Honourable Friends? – parliament and the fight for change
by Caroline Lucas
Pubs. Portobello
Pbck £14.99
Under Caroline Lucas’s leadership the Green Party was
transformed from a tiny, single-issue organisation into a mature party with
clout. Under her guidance it has developed radical policies on the economy, on
burning social issues and the environment, and mounted a fundamental critique
of the capitalist system itself. She has
managed to do this without resorting to extremist or wild utopian rhetoric. Her
challenge to the establishment and its implicit iconoclasm comes across as
sane, rational and humane. Nor does she, as so many politicians do when they
write biographies, use it as an ego trip. She emphasises co-operation,
collaboration and working with others.
This book, as she herself
emphasises, has been put together in
between meetings, parliamentary committee sittings, on scribbled notes during
late night train journeys from London back to Brighton, culled from emails and
notes taken by her assistant Cath Miller. It is no long-deliberated and honed
political philosophical tract, but is a ‘record of progress so far, the
challenges and setbacks as well as some successes.
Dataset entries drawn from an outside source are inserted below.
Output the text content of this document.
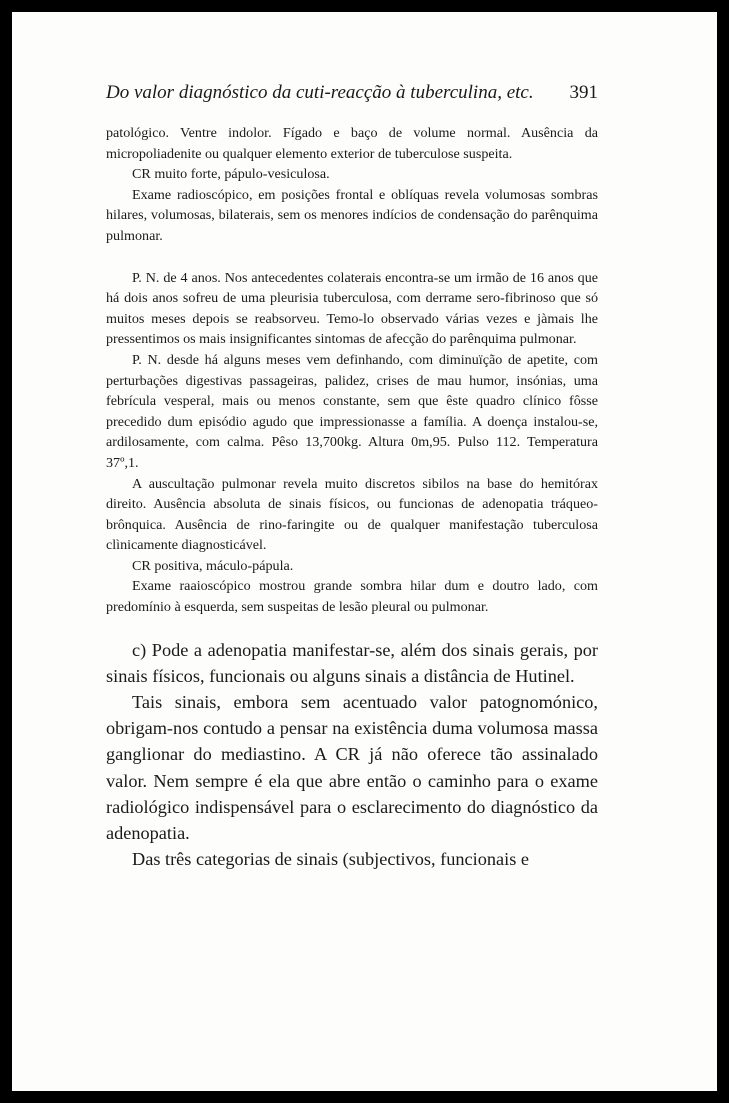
Do valor diagnóstico da cuti-reacção à tuberculina, etc. 391

patológico. Ventre indolor. Fígado e baço de volume normal. Ausência da micropoliadenite ou qualquer elemento exterior de tuberculose suspeita.

CR muito forte, pápulo-vesiculosa.

Exame radioscópico, em posições frontal e oblíquas revela volumosas sombras hilares, volumosas, bilaterais, sem os menores indícios de condensação do parênquima pulmonar.

P. N. de 4 anos. Nos antecedentes colaterais encontra-se um irmão de 16 anos que há dois anos sofreu de uma pleurisia tuberculosa, com derrame sero-fibrinoso que só muitos meses depois se reabsorveu. Temo-lo observado várias vezes e jàmais lhe pressentimos os mais insignificantes sintomas de afecção do parênquima pulmonar.

P. N. desde há alguns meses vem definhando, com diminuïção de apetite, com perturbações digestivas passageiras, palidez, crises de mau humor, insónias, uma febrícula vesperal, mais ou menos constante, sem que êste quadro clínico fôsse precedido dum episódio agudo que impressionasse a família. A doença instalou-se, ardilosamente, com calma. Pêso 13,700kg. Altura 0m,95. Pulso 112. Temperatura 37º,1.

A auscultação pulmonar revela muito discretos sibilos na base do hemitórax direito. Ausência absoluta de sinais físicos, ou funcionas de adenopatia tráqueo-brônquica. Ausência de rino-faringite ou de qualquer manifestação tuberculosa clìnicamente diagnosticável.

CR positiva, máculo-pápula.

Exame raaioscópico mostrou grande sombra hilar dum e doutro lado, com predomínio à esquerda, sem suspeitas de lesão pleural ou pulmonar.

c) Pode a adenopatia manifestar-se, além dos sinais gerais, por sinais físicos, funcionais ou alguns sinais a distância de Hutinel.

Tais sinais, embora sem acentuado valor patognomónico, obrigam-nos contudo a pensar na existência duma volumosa massa ganglionar do mediastino. A CR já não oferece tão assinalado valor. Nem sempre é ela que abre então o caminho para o exame radiológico indispensável para o esclarecimento do diagnóstico da adenopatia.

Das três categorias de sinais (subjectivos, funcionais e
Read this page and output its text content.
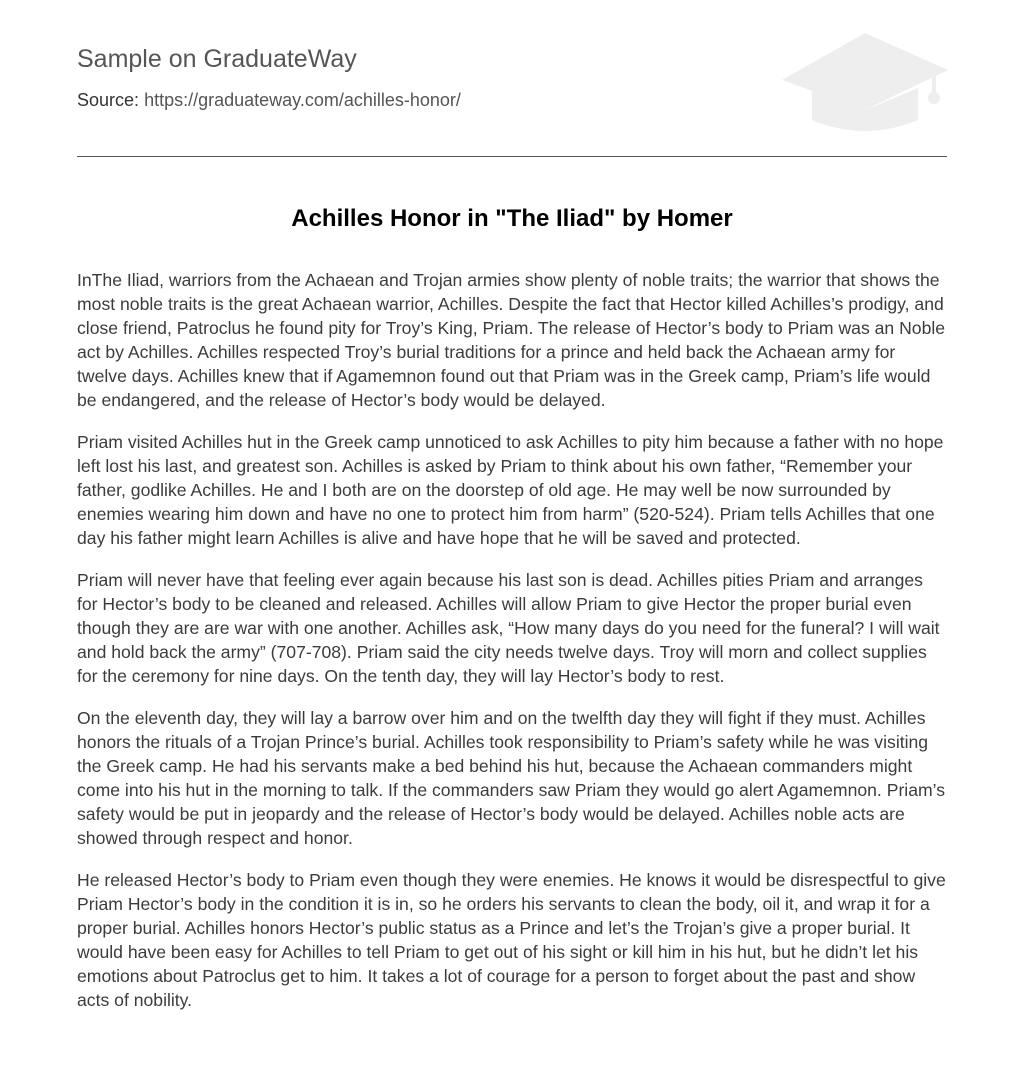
Sample on GraduateWay
Source: https://graduateway.com/achilles-honor/
Achilles Honor in "The Iliad" by Homer

InThe Iliad, warriors from the Achaean and Trojan armies show plenty of noble traits; the warrior that shows the most noble traits is the great Achaean warrior, Achilles. Despite the fact that Hector killed Achilles’s prodigy, and close friend, Patroclus he found pity for Troy’s King, Priam. The release of Hector’s body to Priam was an Noble act by Achilles. Achilles respected Troy’s burial traditions for a prince and held back the Achaean army for twelve days. Achilles knew that if Agamemnon found out that Priam was in the Greek camp, Priam’s life would be endangered, and the release of Hector’s body would be delayed.

Priam visited Achilles hut in the Greek camp unnoticed to ask Achilles to pity him because a father with no hope left lost his last, and greatest son. Achilles is asked by Priam to think about his own father, “Remember your father, godlike Achilles. He and I both are on the doorstep of old age. He may well be now surrounded by enemies wearing him down and have no one to protect him from harm” (520-524). Priam tells Achilles that one day his father might learn Achilles is alive and have hope that he will be saved and protected.

Priam will never have that feeling ever again because his last son is dead. Achilles pities Priam and arranges for Hector’s body to be cleaned and released. Achilles will allow Priam to give Hector the proper burial even though they are are war with one another. Achilles ask, “How many days do you need for the funeral? I will wait and hold back the army” (707-708). Priam said the city needs twelve days. Troy will morn and collect supplies for the ceremony for nine days. On the tenth day, they will lay Hector’s body to rest.

On the eleventh day, they will lay a barrow over him and on the twelfth day they will fight if they must. Achilles honors the rituals of a Trojan Prince’s burial. Achilles took responsibility to Priam’s safety while he was visiting the Greek camp. He had his servants make a bed behind his hut, because the Achaean commanders might come into his hut in the morning to talk. If the commanders saw Priam they would go alert Agamemnon. Priam’s safety would be put in jeopardy and the release of Hector’s body would be delayed. Achilles noble acts are showed through respect and honor.

He released Hector’s body to Priam even though they were enemies. He knows it would be disrespectful to give Priam Hector’s body in the condition it is in, so he orders his servants to clean the body, oil it, and wrap it for a proper burial. Achilles honors Hector’s public status as a Prince and let’s the Trojan’s give a proper burial. It would have been easy for Achilles to tell Priam to get out of his sight or kill him in his hut, but he didn’t let his emotions about Patroclus get to him. It takes a lot of courage for a person to forget about the past and show acts of nobility.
It is an “of the moment”,
from the trenches snapshot of the first five years of coalition government.’
This is not necessarily a disadvantage, it reflects her genuine passion and
commitment, her honesty and vision.
She picks up the central issues
facing the country and humanity as a whole and demonstrates how our present
political structures and the enormous power wielded big companies and financial
interests undermine parliament’s ability to deliver the policies that people
and society need.
Generations of Labour MPs,
instead of challenging the public school or gentlemen’s club arcane rituals of
parliament have submitted in awe and felt honoured to be admitted and not dared
suggest change. Margaret Becket told Caroline when she first arrived in the
House of Commons, ‘don’t worry, you’ll get used to it’. But she hasn’t and she
refuses to. She is determined to
challenge and to help sweep away the dust of centuries, taking inspiration from
the Suffragettes. She rightly argues
that parliament should be there to serve the people and its procedures should
facilitate that and be brought into the modern world, ceasing to be a comic
opera.
To have silk slings in the
cloakrooms for hanging up one’s sword, a snuff box at the entrance to the
chamber, to have to physically walk through the Aye or No lobbies to register
one’s vote, to be reliant on the party leader’s patronage to obtain a decent
office are just some of the silly anachronisms of the system.
Lucas ridicules and demolishes
central platforms of the coalition one after the other with a devastating
simplicity and rationality, she exposes the blatant lying of leading minsters and
makes strong arguments for public ownership.
Against the unwritten rules of
parliamentary procedure she used her maiden speech, which by tradition is
anodyne, to attack the polluting firm
Trafigura which had already sued the BBC and forced journalists to remain
silent about its activities.
‘I have come to see up close, how
unless parliament changes, progress in every other area of our national life
faces delay or obstruction,’ she writes. Lucas might be only a one woman show,
but she packs a political punch far beyond her own or her party’s weight. A
wonderfully refreshing and empowering read.